Alligations or Mixtures
Aptitude

 Back to Questions
Q.

A can contains a mixture of two liquids A and B in the ratio 7:5 when 9 litres of mixture are drawn off and the can is filled with B, the ratio of A and B becomes 7:9. How many litres of liquid A was contained by the can initially?

 A.

28 litres

 B.

21 litres

 C.

45 litres

 D.

36 litres

 Hide Ans

Solution:
Option(B) is correct

Suppose the can initially contains $7x$ and $5x$ litres of mixtures A and B respectively.
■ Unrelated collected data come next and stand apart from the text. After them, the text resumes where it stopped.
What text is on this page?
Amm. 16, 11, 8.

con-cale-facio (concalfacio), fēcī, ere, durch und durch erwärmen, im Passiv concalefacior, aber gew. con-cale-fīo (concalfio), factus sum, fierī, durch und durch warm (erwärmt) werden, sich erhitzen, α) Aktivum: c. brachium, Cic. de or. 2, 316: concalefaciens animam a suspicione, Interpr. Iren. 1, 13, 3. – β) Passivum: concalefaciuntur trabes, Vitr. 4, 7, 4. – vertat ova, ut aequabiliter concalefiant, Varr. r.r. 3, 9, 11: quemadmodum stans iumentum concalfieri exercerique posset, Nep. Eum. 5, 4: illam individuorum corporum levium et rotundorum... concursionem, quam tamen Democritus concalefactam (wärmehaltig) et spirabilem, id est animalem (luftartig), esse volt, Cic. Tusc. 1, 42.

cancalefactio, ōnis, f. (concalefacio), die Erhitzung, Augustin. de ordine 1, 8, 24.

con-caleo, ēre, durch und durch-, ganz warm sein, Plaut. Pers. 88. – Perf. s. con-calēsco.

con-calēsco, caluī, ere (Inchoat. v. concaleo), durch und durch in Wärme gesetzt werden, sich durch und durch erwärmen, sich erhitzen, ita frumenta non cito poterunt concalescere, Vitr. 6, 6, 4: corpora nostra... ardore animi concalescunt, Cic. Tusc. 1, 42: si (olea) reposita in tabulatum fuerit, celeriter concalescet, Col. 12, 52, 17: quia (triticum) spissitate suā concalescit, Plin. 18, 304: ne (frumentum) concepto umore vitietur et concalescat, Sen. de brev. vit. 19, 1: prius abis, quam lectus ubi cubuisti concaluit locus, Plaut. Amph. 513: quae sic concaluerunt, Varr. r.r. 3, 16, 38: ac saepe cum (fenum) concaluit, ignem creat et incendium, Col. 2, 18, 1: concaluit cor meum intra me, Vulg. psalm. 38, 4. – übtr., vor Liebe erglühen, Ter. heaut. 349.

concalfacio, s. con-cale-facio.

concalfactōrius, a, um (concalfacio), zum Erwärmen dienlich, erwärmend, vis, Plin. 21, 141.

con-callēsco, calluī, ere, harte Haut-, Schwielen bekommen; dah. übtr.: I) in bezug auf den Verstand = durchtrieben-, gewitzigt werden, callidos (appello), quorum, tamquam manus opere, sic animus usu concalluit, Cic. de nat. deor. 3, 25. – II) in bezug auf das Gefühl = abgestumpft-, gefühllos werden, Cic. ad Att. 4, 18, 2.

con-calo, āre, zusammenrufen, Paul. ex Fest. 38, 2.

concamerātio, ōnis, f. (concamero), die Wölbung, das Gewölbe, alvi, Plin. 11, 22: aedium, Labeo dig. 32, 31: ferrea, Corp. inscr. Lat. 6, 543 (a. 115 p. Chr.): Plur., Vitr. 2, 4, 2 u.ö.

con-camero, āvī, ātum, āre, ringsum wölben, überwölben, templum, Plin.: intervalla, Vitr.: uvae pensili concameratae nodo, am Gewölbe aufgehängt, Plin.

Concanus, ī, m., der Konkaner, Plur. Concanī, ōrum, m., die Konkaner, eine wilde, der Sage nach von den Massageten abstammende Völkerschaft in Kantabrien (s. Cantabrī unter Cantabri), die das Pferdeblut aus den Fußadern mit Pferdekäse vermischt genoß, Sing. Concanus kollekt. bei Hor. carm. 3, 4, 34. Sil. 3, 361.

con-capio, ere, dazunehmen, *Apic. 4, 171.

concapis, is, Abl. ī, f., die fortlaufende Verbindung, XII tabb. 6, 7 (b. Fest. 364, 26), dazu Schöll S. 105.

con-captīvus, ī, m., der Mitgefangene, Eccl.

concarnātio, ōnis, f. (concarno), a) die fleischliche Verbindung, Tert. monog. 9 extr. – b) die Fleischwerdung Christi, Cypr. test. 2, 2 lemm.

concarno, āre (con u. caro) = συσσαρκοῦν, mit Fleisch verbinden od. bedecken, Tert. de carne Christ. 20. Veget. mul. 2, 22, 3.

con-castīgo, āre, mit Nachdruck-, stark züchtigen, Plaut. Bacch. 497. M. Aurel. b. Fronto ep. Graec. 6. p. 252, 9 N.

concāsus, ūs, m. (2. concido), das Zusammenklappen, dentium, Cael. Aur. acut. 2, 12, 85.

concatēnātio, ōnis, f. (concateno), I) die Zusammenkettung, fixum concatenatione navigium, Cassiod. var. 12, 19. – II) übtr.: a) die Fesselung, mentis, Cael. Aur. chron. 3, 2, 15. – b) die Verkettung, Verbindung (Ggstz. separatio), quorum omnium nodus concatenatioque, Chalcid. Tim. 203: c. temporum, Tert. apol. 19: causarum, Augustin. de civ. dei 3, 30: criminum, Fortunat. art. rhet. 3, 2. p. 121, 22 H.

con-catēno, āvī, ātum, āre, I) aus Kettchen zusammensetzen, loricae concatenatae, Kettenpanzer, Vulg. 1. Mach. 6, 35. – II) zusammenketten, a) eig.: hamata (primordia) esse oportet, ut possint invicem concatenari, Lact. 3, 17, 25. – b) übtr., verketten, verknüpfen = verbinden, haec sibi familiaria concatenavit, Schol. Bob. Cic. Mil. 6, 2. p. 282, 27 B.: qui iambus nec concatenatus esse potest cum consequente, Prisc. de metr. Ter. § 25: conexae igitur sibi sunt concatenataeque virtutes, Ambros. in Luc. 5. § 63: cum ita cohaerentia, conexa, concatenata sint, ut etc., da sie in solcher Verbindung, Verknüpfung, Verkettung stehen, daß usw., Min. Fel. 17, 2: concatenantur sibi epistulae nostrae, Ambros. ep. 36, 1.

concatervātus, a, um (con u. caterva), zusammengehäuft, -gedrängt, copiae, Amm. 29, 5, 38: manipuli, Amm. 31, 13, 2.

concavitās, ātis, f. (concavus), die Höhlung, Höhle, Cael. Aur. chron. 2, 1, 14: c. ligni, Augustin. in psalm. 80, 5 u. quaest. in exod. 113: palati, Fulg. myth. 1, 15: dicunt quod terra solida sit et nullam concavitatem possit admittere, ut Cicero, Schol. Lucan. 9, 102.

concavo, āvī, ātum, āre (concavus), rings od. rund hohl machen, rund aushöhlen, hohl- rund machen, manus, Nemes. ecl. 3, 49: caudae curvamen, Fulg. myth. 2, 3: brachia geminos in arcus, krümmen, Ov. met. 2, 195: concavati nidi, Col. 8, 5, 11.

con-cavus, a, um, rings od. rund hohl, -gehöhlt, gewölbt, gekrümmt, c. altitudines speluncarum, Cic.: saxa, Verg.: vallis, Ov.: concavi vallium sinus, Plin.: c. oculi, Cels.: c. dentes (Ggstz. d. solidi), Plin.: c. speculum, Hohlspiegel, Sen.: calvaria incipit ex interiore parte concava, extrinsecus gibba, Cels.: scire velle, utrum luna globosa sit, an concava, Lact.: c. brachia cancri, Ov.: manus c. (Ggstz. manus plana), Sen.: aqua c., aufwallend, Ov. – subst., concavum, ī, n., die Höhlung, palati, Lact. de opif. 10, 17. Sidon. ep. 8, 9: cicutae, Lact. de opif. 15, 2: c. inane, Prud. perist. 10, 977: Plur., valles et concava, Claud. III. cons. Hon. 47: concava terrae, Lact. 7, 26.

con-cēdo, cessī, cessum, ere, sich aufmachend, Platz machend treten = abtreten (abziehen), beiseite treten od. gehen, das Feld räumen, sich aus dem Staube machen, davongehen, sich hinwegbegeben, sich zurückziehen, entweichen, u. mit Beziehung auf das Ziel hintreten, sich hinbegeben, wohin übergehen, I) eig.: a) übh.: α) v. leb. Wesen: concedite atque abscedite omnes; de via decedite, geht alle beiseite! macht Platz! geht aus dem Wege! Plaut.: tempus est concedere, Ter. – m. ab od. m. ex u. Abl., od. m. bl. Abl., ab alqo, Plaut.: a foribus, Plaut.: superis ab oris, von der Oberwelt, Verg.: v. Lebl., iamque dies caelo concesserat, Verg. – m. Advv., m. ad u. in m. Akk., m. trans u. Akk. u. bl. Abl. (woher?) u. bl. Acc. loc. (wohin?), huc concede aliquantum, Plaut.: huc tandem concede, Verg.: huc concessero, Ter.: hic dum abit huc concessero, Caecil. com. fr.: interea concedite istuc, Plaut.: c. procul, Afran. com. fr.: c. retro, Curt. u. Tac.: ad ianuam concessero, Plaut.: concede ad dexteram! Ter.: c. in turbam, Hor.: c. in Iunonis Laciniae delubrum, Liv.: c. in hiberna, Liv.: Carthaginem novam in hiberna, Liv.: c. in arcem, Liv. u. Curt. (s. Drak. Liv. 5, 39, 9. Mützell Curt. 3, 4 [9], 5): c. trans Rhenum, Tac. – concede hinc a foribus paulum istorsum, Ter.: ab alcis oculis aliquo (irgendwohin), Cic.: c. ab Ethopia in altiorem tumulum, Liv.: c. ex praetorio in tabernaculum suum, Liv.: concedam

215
When 9 litres of mixture are drawn off, quantity of A in mixture left:

$7x-\left(\dfrac{7}{12}\right)\times 9 = 7x -\dfrac{21}{4}$ litres
Similarly quantity of B in mixture left:
$5x-\left(\dfrac{5}{12}\right)\times 9 = 5x -\dfrac{15}{4}$ litres

Therefore ratio becomes:
\begin{align*}
\dfrac{7x-\dfrac{21}{4}}{5x-\dfrac{15}{4}+9}&=\dfrac{7}{9}\\
\Rightarrow \dfrac{28x-21}{20x+21}&=\dfrac{7}{9}\\
\Rightarrow 252x-189&=140x+147\\
\Rightarrow 112x &=336\\
\Rightarrow x&=3
\end{align*}
So the can contained:  
$7\times x=7\times 3= 21$ litres of A initially.


(4) Comment(s)


Elamurugan
 ()

I think initial mixture should be, $7+5=12\times 3=36$



Sreethi Reddy
 ()

what abt addition of b??



Mangesh Kumar
 ()

what about addition of b


Deepak
 ()

Mangesh, I think the when the ratio becomes $7:9$, there is a typo in the solution.

the $3^{rd}$ equation given should be modified from:
\(\dfrac{7x-(21/4)}{5x-(15/4)}=\dfrac{7}{9}\) to
\(\dfrac{7x-(21/4)}{5x-(15/4)+ \textbf{9}}=\dfrac{7}{9}\)

Which will take us to the correct next step as given in the existing solution.

I guess they will take it into consideration and and update the solution.